For smaller companies, the cut may reduce the barrier to building with a stronger model. For larger companies, it may create pressure to re-evaluate model routing, vendor contracts, and cost-per-task benchmarks.

The Huawei Chip Context

The price cut is also tied to the broader AI infrastructure race in China.

DeepSeek’s V4 model is optimized for Huawei’s Ascend AI chip ecosystem. U.S. export controls have limited China’s access to Nvidia’s most advanced AI chips, increasing the strategic importance of domestic alternatives such as Huawei Ascend.

DeepSeek did not disclose whether the permanent price reduction was caused by increased supply of Ascend 950 chips. Still, the company had previously said V4 Pro prices could fall sharply once Huawei Ascend 950 supernodes were launched in larger quantities.

DeepSeek’s architecture is designed to reduce compute and memory pressure through techniques such as Mixture-of-Experts routing and cache optimization. That makes the DeepSeek V4 Pro price cut more than a product update. It is also a signal about how Chinese AI companies are trying to compete under semiconductor constraints.

The Market Impact

DeepSeek’s pricing strategy adds pressure to the global AI model market.

OpenAI, Google, Anthropic, xAI, Meta, Mistral, and other model providers compete not only on intelligence, speed, multimodal capability, context length, safety, and developer experience, but also on cost. For many real-world applications, the winning model is not always the most capable model. It is the model that delivers acceptable performance at the best cost.

The DeepSeek V4 Pro price cut could push more developers to compare models by cost per completed task rather than headline benchmark scores alone. The growing focus on intelligence per dollar also gives lower-cost providers a clearer way to challenge premium-priced frontier models.
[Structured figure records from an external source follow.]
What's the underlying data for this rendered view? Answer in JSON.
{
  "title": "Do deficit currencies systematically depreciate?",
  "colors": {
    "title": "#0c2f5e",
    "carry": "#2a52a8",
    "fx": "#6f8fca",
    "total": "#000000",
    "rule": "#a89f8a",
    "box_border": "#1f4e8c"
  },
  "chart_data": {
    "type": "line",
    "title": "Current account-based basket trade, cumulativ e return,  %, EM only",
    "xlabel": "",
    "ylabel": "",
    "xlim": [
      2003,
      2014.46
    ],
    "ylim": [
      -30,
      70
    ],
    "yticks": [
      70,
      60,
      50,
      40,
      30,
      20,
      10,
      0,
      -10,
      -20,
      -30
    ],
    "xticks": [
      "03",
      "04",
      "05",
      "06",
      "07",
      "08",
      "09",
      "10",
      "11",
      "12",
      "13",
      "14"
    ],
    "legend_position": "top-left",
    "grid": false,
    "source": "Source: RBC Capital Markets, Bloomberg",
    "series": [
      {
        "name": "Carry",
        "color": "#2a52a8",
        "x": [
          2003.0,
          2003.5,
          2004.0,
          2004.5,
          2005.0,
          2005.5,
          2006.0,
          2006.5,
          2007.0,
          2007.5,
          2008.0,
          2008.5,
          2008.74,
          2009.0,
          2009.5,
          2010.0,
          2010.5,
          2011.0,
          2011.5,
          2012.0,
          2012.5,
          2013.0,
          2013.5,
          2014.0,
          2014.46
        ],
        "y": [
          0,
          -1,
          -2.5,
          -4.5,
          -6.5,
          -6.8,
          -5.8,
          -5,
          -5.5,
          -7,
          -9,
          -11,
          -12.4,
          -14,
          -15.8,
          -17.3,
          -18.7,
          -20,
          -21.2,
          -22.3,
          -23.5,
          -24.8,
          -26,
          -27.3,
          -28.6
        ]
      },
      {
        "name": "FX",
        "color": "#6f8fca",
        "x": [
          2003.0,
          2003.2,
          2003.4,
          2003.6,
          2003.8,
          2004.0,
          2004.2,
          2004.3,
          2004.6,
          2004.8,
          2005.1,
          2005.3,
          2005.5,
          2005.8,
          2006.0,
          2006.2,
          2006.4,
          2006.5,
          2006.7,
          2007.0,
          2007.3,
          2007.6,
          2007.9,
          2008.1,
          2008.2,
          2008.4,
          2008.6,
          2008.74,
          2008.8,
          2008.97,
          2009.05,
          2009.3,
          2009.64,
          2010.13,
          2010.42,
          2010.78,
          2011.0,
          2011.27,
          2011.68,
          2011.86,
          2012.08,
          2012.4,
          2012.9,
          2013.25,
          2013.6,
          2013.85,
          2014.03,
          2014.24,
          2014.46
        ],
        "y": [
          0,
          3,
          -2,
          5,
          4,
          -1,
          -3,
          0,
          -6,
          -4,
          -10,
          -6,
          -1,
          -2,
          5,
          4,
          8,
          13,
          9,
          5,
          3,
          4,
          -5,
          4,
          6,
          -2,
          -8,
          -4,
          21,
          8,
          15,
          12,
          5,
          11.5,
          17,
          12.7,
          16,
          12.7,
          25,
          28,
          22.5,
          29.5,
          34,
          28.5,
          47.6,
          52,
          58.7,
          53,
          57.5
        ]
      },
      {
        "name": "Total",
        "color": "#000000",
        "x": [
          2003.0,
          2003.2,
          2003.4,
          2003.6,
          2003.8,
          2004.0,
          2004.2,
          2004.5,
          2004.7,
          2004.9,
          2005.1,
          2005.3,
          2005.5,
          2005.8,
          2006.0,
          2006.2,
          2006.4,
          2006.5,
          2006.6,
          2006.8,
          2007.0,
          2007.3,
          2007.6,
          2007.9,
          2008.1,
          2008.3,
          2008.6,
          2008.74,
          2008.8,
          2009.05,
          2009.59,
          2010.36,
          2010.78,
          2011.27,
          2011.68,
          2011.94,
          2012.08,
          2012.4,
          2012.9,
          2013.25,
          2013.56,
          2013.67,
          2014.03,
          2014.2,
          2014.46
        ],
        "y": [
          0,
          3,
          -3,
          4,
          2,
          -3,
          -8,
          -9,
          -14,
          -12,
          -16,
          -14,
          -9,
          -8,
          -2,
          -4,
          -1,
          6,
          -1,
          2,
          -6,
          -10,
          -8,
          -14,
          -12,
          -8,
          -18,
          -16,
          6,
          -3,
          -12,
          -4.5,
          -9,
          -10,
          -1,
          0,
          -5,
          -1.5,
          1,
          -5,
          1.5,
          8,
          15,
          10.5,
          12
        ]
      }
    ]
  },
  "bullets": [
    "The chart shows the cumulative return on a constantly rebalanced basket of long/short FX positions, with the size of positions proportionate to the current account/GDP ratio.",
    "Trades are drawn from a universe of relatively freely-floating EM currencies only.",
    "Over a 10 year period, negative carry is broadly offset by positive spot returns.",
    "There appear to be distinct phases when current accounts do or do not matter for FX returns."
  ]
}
The pressure is likely to be strongest in high-volume background workloads, such as agent loops, batch processing, routing, code review, retrieval systems, and automated document analysis. Premium frontier models may remain preferred for highly sensitive or mission-critical tasks, but cheaper open-weight models can absorb more of the routine token volume.

What To Watch Next

The next test is whether DeepSeek can sustain the lower price while maintaining performance, reliability, and availability.

Three things matter now:

whether V4 Pro remains stable under higher demand
whether Huawei Ascend 950 infrastructure scales as expected
whether rival AI labs respond with lower pricing, cheaper model tiers, or more aggressive enterprise deals

If DeepSeek’s lower pricing holds, it could accelerate the AI industry’s shift toward cheaper inference, open-weight deployment, and more cost-sensitive model selection.

Why This Matters

Lower model prices can make advanced AI tools more accessible to developers, startups, and businesses that previously could not afford large-scale usage. The change also increases competitive pressure across the AI industry, where cost, deployment control, and model routing are becoming as important as raw model capability.

This article was drafted with the assistance of generative AI. All facts and details were reviewed and confirmed by an editor prior to publication.